As they crossed the line, all but Wiggins exploded with joy. Their leader, their hero, their mate, was too emptied of energy to do anything but gulp in lungfuls of air.
All he could think of right then was a beer . . . and a happy retirement.
He admits he has been “getting all nostalgic” these last few days, which maybe explains the choice of race to bring down the curtain.
He had a troubled relationship with dad Gary, an Aussie-born pro cyclist who deserted him aged two. He was estranged for 14 years and then absent from Gary’s funeral after he died in mysterious circumstances following a fight at a party in New South Wales. But as a lifetime’s effort comes to an end, the pull of his childhood is taking him home.
WINS GALORE
OLYMPIC medal machine Bradley Wiggins has also enjoyed stunning success away from the Games.
2010: Wins Tour of Qatar.
2011: Wins National Road Race Championships.
2012: Wins Tour de France, named BBC Sports Personality of the Year.
2013: Wins Tour of Britain and Tour de Pologne.
2014: Wins UCI World Time Trial Championships. First overall in Tour of California.
2015: Smashes UCI Hour Record, riding 54.526km.

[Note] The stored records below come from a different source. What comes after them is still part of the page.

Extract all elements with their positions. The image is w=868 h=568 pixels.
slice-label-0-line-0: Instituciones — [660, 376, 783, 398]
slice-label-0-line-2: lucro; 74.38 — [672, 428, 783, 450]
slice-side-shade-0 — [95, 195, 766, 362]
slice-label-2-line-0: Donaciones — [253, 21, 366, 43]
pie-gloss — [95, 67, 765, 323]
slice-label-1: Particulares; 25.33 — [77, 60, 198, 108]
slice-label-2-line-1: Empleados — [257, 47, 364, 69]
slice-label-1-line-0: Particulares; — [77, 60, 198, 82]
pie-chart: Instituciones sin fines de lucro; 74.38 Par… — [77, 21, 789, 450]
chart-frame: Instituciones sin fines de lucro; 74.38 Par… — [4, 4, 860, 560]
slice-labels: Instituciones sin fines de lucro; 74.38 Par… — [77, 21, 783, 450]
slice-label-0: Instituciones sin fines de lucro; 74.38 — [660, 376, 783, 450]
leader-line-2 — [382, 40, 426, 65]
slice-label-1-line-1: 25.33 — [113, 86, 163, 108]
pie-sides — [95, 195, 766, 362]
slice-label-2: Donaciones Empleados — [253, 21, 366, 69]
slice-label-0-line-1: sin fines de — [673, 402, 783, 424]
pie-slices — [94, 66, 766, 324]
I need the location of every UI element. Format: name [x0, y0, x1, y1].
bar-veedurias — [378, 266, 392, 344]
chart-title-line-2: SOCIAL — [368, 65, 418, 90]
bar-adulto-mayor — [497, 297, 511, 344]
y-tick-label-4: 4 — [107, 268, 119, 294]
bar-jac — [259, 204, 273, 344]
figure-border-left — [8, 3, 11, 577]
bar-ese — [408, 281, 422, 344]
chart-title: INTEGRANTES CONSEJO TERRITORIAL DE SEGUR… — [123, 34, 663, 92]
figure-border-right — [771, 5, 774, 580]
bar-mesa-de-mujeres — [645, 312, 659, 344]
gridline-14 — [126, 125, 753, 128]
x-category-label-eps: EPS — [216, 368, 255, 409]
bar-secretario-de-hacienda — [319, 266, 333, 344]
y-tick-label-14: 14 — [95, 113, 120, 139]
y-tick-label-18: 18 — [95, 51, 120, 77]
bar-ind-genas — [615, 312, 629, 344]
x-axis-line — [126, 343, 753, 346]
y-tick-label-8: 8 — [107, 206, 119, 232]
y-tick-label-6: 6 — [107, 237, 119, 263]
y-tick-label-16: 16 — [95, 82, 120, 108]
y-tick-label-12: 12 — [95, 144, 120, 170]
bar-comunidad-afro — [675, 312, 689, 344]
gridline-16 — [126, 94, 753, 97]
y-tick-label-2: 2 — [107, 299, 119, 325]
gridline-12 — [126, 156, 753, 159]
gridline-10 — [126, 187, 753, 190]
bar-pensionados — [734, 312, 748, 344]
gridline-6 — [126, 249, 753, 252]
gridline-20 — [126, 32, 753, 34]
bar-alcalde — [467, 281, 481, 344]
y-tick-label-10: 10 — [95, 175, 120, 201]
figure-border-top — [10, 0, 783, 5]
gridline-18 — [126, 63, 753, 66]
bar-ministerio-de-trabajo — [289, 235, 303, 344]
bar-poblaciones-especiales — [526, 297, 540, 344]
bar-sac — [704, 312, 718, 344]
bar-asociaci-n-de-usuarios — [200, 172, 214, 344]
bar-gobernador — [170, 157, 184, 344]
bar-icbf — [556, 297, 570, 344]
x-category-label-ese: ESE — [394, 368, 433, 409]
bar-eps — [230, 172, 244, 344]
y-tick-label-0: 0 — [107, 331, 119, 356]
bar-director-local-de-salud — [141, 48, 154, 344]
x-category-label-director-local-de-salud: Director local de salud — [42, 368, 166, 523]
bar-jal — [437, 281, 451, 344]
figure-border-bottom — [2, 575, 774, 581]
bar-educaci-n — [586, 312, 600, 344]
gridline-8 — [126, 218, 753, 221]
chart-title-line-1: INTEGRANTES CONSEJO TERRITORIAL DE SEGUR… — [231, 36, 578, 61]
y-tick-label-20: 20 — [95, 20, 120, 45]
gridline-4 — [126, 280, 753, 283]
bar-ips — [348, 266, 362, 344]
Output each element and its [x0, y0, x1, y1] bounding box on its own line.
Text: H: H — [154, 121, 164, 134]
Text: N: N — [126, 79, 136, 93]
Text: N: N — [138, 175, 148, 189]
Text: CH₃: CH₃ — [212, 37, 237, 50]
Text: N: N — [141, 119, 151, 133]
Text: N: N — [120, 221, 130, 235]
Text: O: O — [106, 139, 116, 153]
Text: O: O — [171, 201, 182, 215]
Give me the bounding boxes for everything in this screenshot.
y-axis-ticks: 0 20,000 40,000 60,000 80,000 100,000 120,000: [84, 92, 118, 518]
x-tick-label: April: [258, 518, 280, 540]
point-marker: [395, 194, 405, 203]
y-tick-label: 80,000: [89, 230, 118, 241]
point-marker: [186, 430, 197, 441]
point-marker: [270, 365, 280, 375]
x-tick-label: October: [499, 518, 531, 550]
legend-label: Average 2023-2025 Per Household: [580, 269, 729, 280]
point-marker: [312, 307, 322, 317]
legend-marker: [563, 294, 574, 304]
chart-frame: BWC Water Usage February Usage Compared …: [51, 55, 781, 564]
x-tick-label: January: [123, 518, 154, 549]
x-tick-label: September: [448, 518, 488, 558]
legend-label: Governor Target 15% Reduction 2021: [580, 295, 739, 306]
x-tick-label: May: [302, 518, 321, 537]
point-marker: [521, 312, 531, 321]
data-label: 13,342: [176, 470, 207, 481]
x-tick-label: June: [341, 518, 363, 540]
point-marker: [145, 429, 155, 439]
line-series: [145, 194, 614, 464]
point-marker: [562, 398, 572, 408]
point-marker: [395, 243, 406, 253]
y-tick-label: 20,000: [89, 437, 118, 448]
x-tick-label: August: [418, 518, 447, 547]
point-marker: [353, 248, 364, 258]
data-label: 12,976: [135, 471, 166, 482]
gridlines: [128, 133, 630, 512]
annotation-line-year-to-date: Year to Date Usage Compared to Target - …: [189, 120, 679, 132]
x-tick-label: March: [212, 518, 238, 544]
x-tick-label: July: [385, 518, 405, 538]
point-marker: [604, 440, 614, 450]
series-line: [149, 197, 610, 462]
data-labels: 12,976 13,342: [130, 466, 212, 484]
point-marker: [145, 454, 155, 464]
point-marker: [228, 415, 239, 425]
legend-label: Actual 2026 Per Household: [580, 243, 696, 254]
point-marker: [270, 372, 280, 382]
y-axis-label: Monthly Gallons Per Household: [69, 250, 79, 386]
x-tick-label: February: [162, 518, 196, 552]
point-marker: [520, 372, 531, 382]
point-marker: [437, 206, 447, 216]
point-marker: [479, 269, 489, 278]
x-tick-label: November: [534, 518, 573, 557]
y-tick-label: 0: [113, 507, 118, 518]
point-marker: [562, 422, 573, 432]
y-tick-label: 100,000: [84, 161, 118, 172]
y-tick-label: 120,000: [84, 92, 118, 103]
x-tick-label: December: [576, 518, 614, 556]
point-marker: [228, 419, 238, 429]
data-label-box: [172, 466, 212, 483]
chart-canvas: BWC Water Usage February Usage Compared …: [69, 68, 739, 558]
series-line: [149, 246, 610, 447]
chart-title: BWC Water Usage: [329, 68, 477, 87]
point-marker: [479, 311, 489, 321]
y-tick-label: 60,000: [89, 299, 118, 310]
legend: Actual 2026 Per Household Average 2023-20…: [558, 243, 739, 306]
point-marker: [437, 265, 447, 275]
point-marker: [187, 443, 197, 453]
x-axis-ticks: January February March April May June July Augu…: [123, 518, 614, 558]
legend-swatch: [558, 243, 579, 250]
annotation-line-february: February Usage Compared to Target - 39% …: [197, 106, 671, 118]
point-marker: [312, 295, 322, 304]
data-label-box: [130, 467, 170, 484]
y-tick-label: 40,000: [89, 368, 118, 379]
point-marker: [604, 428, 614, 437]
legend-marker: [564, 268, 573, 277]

2016: Wins Madison (with Mark Cavendish) at UCI Track World Championships.
Wiggo, who was born in Ghent, where Gary was based, said: “It’s all just a relief. I’m thinking, ‘Thank f*** I don’t have to wake up on Monday and have to have this burden on me’. It’s gone now.
“After 16 years and five gold medals, I wanted it to end like this. I’m not going to Tokyo in 2020. I’d love to but I couldn’t take another four years of this, all those early mornings in December in Manchester with c**p skinsuits and c**p helmets, because they only bring out the good gear for the big events.
“So I’ll go home on Monday, see the kids, get out on my bike and then do the Tour of Britain in a couple of weeks.
“Then, in November, my last race will be the Six Days of Ghent.
“That’s my first memory of cycling, watching dad compete. It feels like the right place to bring it all to an end.
“It was lovely that Sir Steve Redgrave and Sir Chris Hoy were the first two people I bumped into when I came off the track.
“Have I superseded what Chris has done? No. I might have eight medals to his seven but who counts bronzes? He has six golds.
“But I’ve been an Olympic champion for 12 years and I’ll wake up tomorrow morning still an Olympic champ.
“It’s the first team I’ve been in where everyone brought the same to the table.”
Which only left one name to be mentioned: Mark Cavendish.
Left out of the pursuit team, he went on TV to moan that it was all because Wiggins “needed to be the hero”.
Wiggo said: “The other day he was hugging me and telling me he loves me.
“We gave him the opportunity at the training camp in Newport to come into the team and he didn’t deliver.
“After being together as a team for 18 months, we couldn’t afford any risks. He knew that and knows I didn’t freeze him out.”